Security Council urges greater efforts by Iraq, Kuwait to resolve post-invasion issues
20 June 2012 – The Security Council today urged the Governments of Iraq and Kuwait to step up their engagement with the United Nations envoy helping the two countries resolve issues pending from Iraq’s 1990 invasion, including finding Kuwaiti or third-country nationals.
“The members of the Security Council welcomed the continued cooperation of the Governments of Iraq and Kuwait, and their high-level commitments to full implementation of all Iraqi obligations to Kuwait under the relevant resolutions,” the Council said in a statement issued to the press following a closed-door meeting.
The Council was briefed by Ambassador Gennady Tarasov, Secretary-General Ban Ki-moon’s High-Level Coordinator for the issue of missing Kuwait and third-country nationals and property, on Mr.
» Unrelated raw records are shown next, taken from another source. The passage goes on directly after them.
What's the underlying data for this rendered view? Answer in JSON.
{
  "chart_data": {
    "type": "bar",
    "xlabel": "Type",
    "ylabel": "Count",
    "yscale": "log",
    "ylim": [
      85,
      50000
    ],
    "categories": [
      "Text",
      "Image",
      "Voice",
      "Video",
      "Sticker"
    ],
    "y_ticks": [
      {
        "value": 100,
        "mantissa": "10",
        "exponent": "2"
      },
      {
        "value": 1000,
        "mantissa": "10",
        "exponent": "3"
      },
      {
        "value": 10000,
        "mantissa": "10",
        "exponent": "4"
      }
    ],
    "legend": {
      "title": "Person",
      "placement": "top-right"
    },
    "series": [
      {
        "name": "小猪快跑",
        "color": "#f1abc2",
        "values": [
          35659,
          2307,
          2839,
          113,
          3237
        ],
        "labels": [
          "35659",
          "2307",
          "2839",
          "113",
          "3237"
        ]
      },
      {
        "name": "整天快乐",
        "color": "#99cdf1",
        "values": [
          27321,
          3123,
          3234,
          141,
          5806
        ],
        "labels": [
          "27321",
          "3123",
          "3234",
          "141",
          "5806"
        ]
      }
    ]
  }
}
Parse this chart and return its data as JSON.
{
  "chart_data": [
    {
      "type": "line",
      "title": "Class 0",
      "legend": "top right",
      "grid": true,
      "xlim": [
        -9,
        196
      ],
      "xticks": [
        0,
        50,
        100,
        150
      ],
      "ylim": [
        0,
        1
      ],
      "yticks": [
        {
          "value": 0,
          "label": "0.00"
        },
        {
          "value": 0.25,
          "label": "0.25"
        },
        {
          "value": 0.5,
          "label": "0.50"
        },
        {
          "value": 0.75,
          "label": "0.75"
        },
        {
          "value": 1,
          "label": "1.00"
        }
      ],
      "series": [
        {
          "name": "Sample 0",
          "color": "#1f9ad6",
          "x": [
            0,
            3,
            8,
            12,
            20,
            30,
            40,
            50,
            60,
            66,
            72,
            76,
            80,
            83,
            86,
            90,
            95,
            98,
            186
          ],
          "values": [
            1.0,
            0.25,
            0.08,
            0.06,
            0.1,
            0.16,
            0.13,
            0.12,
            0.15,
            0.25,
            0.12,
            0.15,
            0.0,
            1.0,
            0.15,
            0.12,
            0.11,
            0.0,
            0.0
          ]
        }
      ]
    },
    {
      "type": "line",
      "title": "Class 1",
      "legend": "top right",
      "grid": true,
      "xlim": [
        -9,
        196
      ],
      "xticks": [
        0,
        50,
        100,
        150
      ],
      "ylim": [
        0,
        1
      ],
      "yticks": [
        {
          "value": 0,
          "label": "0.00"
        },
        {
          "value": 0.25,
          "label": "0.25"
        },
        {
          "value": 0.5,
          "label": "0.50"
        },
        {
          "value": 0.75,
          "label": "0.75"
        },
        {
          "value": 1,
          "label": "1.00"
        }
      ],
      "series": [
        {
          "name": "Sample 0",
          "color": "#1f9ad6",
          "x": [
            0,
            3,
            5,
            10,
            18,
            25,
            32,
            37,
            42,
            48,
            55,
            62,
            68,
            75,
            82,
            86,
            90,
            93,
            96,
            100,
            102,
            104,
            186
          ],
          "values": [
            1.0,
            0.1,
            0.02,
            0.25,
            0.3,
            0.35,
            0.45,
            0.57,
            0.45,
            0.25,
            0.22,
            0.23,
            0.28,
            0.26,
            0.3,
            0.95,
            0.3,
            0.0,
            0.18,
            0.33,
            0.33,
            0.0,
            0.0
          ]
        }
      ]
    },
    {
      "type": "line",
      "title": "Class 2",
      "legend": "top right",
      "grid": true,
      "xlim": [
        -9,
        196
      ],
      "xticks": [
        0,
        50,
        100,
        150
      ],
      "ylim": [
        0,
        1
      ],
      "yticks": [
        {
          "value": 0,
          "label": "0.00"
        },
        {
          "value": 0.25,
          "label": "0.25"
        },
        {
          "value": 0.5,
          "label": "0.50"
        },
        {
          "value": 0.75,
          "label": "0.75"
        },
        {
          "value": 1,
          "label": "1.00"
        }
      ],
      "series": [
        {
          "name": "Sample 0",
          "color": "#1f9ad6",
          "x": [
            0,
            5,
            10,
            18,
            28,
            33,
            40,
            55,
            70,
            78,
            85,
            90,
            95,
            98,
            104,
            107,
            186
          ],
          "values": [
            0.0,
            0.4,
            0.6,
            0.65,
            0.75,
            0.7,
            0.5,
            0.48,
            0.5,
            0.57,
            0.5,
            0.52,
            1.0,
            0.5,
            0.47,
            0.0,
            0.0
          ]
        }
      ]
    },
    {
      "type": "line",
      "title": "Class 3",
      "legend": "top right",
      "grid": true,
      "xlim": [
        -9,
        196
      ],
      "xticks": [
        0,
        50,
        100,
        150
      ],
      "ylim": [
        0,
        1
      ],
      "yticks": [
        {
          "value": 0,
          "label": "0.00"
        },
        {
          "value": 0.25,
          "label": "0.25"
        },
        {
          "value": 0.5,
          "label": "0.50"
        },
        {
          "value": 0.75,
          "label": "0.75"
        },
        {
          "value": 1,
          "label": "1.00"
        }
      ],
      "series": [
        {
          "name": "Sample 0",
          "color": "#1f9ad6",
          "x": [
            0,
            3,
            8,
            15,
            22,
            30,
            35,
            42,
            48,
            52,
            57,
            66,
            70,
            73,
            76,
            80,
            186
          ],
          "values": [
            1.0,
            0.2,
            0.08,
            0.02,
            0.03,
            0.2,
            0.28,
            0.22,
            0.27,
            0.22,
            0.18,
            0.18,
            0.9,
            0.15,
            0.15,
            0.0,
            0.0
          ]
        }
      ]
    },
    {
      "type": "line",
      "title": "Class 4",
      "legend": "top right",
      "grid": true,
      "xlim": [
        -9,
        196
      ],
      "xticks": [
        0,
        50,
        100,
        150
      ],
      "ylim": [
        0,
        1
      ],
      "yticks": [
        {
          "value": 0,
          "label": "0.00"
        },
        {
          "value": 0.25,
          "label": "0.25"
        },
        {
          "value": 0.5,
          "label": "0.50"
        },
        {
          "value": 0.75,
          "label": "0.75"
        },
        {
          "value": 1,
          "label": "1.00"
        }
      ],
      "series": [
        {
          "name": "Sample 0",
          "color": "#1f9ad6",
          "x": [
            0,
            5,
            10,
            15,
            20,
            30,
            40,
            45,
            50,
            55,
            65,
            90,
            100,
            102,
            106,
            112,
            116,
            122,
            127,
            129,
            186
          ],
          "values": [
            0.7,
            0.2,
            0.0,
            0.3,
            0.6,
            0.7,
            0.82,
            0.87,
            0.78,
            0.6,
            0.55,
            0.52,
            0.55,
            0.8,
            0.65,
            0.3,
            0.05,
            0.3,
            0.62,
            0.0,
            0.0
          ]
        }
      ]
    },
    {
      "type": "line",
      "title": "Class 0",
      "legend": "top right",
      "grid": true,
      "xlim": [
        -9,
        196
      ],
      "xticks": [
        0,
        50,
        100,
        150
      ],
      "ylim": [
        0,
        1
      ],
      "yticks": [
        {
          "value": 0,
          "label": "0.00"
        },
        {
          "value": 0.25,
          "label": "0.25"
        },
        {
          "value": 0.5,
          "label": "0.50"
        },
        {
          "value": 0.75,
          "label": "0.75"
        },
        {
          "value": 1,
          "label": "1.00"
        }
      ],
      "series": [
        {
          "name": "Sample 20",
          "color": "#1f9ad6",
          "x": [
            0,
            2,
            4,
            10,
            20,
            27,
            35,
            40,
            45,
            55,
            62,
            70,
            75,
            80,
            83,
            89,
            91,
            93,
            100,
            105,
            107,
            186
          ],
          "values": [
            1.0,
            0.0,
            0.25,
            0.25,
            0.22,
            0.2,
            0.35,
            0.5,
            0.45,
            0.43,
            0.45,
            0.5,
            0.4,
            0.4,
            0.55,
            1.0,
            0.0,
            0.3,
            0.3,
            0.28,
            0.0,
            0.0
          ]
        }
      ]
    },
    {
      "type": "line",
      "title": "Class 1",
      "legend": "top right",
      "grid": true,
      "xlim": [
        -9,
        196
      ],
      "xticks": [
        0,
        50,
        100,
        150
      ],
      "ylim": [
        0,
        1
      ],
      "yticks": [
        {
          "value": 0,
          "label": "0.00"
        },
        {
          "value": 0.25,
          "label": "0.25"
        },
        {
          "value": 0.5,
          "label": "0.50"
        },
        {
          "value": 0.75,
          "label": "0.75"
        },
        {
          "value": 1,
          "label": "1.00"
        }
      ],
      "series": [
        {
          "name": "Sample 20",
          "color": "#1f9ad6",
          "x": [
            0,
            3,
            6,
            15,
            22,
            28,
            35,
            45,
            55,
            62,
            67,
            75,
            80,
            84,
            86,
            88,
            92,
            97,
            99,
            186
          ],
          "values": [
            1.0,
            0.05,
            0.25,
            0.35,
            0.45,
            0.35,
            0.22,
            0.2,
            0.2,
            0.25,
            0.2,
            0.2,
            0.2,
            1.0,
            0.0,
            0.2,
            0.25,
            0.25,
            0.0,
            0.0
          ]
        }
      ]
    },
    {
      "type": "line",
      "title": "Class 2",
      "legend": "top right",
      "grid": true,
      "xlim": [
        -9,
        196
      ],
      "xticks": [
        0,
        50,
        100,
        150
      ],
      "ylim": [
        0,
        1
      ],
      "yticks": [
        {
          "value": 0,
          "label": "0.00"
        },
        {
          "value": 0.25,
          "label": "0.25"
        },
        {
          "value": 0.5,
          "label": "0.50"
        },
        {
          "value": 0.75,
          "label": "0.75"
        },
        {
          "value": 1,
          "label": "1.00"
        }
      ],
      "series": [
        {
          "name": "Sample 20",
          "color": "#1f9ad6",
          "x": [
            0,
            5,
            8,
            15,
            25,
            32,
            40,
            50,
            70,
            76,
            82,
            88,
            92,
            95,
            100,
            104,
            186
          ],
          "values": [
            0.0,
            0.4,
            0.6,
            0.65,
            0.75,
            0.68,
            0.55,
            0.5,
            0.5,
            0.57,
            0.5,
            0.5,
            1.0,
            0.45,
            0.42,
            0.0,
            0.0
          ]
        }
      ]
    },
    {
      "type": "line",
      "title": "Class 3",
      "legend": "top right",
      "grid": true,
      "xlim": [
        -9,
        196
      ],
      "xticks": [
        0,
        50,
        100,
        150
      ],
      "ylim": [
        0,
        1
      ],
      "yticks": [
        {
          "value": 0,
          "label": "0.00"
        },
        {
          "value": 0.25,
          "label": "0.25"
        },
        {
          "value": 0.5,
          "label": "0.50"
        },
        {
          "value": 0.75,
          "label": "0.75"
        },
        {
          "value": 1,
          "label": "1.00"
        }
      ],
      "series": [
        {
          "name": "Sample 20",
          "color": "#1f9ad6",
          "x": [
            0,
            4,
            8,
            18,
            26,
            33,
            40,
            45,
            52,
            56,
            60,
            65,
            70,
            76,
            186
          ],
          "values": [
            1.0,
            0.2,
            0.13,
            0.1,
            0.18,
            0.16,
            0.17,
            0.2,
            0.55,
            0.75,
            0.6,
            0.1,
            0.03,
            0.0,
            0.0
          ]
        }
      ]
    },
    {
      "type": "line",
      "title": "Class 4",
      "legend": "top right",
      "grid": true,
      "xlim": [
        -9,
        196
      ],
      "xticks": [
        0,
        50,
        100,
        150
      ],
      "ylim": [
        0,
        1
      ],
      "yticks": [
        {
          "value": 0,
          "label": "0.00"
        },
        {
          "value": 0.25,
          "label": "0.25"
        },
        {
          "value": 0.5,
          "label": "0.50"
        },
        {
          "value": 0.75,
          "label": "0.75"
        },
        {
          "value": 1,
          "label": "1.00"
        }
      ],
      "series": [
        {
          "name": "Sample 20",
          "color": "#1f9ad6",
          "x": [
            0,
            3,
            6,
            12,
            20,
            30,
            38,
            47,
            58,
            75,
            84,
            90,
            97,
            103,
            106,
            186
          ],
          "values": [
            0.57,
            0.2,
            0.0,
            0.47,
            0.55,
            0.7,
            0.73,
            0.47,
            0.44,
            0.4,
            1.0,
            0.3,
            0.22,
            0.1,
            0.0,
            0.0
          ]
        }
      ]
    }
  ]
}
Ban’s latest report on the issue.
“The members of the Security Council recognised the proactive efforts on the part of Iraq in the search for missing Kuwaiti and third country nationals but stressed the need for Iraq to continue to build on the steps already taken to fully meet its commitments,” said the statement.
Council members welcomed the Iraqi Government’s establishment of an inter-ministerial committee to lead and coordinate efforts with regard to the Kuwaiti national archives.
“Whilst the members of the Security Council welcomed the recent return of microfilm cassettes, Kuwaiti currency, documents and safe keys, they noted the Secretary-General’s concern that no substantial progress has been made on clarifying the fate of the archives,” said the 15-member body.
“The members of the Security Council noted that sustained efforts on this file could bear results and repeated their call for an intensification of efforts to clarify the whereabouts of the archives,” it added.
The Council members urged the two Governments to sustain and intensify their constructive engagement with the High-Level Coordinator, and supported the Secretary-General’s opinion that both sides should begin exploring other arrangements to consolidate and ensure continued cooperation in the search for missing persons and property, including the national archives.